It’s no longer news per se that the Trump Organization is profiteering from the presidency. Since Donald Trump refused to divest from his business at the start of his term, that’s been inevitable. There’s the massive emoluments scandal of the Trump International Hotel in D.C. There are Trump’s Irish properties, at which he “invited” the vice president to stay, then charged taxpayers tens of thousands of dollars. There was his shameless choice to hold the G7 summit at Trump Doral—a decision so universally reviled that the White House quickly reversed it. One of the arguments the administration offered for picking Doral was that it would allow savings on security. “He’s not making any money off of this, just like he’s not making any money from working here,” insisted Acting White House Chief of Staff Mick Mulvaney. The new Post story shows that was almost certainly false.
New or not, the question remains: Why does a billionaire charge the Secret Service $650 to stay at his property?
The issue is not whether taxpayers should pay for presidential protection. They should, unequivocally. The question is about the cost. As the Post notes, other presidents who allowed the Secret Service to use their properties, including both George Bushes and Bill Clinton, didn’t charge them. None of those presidents owned a for-profit business while serving as president either.
Perhaps only Trump knows the answer to why he’s charging so much. But here are a few theories as to why so rich a man would gouge his bodyguards and constituents.
The president is simply a penny-pinching cheapo. In 1990, Spy started mailing progressively more minuscule checks to rich people to see who would go through the trouble of cashing them. Only two people cashed the smallest checks, for 13 cents: an arms dealer, and Donald Trump. Trump is the kind of guy who, while running a huge real-estate business, routinely stiffed contractors out of four-figure checks. Why wouldn’t he squeeze every cent out of this too?

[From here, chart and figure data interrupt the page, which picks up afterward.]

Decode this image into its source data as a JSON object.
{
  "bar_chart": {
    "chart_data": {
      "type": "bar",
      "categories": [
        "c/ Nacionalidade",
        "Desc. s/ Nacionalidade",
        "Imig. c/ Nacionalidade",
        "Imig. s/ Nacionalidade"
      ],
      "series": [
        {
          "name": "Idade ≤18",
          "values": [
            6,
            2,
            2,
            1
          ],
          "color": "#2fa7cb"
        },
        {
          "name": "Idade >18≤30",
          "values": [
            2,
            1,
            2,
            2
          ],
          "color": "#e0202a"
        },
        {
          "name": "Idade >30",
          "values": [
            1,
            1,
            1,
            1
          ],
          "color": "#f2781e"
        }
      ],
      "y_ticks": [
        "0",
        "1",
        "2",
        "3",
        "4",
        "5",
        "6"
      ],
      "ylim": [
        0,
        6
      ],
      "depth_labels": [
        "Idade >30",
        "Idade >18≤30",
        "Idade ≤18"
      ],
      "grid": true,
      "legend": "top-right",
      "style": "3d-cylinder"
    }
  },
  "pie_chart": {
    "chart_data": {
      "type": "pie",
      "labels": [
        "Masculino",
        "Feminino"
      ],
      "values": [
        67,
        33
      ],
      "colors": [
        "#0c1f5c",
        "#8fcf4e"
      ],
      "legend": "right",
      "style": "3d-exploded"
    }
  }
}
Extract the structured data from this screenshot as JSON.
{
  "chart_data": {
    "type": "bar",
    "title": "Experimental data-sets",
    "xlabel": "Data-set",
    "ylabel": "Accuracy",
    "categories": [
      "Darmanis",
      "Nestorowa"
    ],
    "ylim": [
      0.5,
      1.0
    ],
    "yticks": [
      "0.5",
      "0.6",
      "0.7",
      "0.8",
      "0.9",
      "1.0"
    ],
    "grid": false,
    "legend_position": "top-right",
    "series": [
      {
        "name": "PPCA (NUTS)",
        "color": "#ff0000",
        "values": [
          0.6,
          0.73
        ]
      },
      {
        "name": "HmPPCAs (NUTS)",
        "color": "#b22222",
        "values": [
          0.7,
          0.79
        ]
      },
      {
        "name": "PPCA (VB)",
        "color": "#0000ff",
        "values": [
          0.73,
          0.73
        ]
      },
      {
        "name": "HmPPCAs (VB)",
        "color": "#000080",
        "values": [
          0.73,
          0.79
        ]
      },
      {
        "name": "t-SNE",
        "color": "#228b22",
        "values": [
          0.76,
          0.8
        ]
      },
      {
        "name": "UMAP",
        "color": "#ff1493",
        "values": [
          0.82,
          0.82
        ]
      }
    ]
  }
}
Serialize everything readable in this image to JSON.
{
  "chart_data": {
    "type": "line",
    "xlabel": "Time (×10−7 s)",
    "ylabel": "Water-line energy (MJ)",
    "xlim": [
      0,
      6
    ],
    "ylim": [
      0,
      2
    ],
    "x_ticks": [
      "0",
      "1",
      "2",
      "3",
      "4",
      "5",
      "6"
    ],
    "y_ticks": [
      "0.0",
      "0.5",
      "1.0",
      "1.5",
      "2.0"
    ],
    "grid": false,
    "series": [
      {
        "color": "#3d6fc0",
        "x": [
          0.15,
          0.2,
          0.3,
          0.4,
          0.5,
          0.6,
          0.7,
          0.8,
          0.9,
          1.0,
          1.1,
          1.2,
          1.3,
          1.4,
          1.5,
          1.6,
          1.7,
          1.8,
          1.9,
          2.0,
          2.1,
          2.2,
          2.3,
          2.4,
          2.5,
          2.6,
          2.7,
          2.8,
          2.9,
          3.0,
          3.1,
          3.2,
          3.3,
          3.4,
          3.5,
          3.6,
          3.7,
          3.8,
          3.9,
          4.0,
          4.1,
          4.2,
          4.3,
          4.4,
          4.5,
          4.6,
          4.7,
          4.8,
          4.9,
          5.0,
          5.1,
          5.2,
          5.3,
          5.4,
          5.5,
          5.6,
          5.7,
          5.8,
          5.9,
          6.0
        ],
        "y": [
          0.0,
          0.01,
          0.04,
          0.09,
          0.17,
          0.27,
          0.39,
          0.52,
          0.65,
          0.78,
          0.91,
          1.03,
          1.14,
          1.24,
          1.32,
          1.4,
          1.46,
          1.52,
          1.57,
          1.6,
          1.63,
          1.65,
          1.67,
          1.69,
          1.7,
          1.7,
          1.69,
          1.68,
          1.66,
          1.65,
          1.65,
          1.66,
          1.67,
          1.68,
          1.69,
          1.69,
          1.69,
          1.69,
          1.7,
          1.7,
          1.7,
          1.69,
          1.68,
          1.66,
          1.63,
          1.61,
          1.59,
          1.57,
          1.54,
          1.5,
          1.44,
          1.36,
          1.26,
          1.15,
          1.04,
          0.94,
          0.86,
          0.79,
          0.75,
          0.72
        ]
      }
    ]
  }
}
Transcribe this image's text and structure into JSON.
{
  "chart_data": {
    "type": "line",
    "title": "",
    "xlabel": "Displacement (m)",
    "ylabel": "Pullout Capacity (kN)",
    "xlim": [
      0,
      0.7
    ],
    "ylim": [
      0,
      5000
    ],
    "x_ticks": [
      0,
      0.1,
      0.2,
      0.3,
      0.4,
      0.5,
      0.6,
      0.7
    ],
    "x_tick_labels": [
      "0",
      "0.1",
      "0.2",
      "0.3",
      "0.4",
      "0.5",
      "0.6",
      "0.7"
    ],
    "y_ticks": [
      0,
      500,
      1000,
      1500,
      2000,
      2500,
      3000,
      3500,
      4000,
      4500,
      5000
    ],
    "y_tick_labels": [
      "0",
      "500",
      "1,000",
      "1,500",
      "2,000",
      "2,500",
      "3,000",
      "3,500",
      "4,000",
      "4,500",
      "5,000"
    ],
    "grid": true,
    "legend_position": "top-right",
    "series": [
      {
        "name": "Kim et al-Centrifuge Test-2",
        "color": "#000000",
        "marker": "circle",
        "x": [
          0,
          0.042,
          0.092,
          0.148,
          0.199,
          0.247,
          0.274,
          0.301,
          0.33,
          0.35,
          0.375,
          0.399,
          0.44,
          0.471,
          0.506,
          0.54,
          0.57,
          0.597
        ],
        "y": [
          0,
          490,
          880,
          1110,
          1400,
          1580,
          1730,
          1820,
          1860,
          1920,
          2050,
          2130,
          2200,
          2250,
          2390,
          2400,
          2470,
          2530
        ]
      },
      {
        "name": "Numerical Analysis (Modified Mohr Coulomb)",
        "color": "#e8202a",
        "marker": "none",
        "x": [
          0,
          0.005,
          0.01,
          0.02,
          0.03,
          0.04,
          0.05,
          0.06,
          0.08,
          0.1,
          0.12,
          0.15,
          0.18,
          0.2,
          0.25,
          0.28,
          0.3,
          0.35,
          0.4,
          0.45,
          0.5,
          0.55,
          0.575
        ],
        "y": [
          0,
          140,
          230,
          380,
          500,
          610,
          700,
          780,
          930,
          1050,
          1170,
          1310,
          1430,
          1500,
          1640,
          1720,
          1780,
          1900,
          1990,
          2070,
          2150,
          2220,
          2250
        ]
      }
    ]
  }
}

David A. Graham: Trump’s most shameless act of profiteering
The profiteering is the point (with apologies to my colleague Adam Serwer). Trump’s presidential run was conceived of more as a publicity stunt than a serious policy initiative. He set out to make money, and if winning the election wasn’t really part of the plan, that didn’t mean it didn’t contribute to the ultimate goal.
It’s about defiance. So many of Trump’s actions can easily be explained as trolling, or at least as a kiss-off. If you tell him he can’t do something, he’ll do it. What other explanation is there for announcing, in the midst of an impeachment investigation over abuse of power, that you’ll direct a major international summit to your own resort? Some people will be appalled by the charges, but there’s nothing they can do. When you’re a president, they let you do it. You can do anything.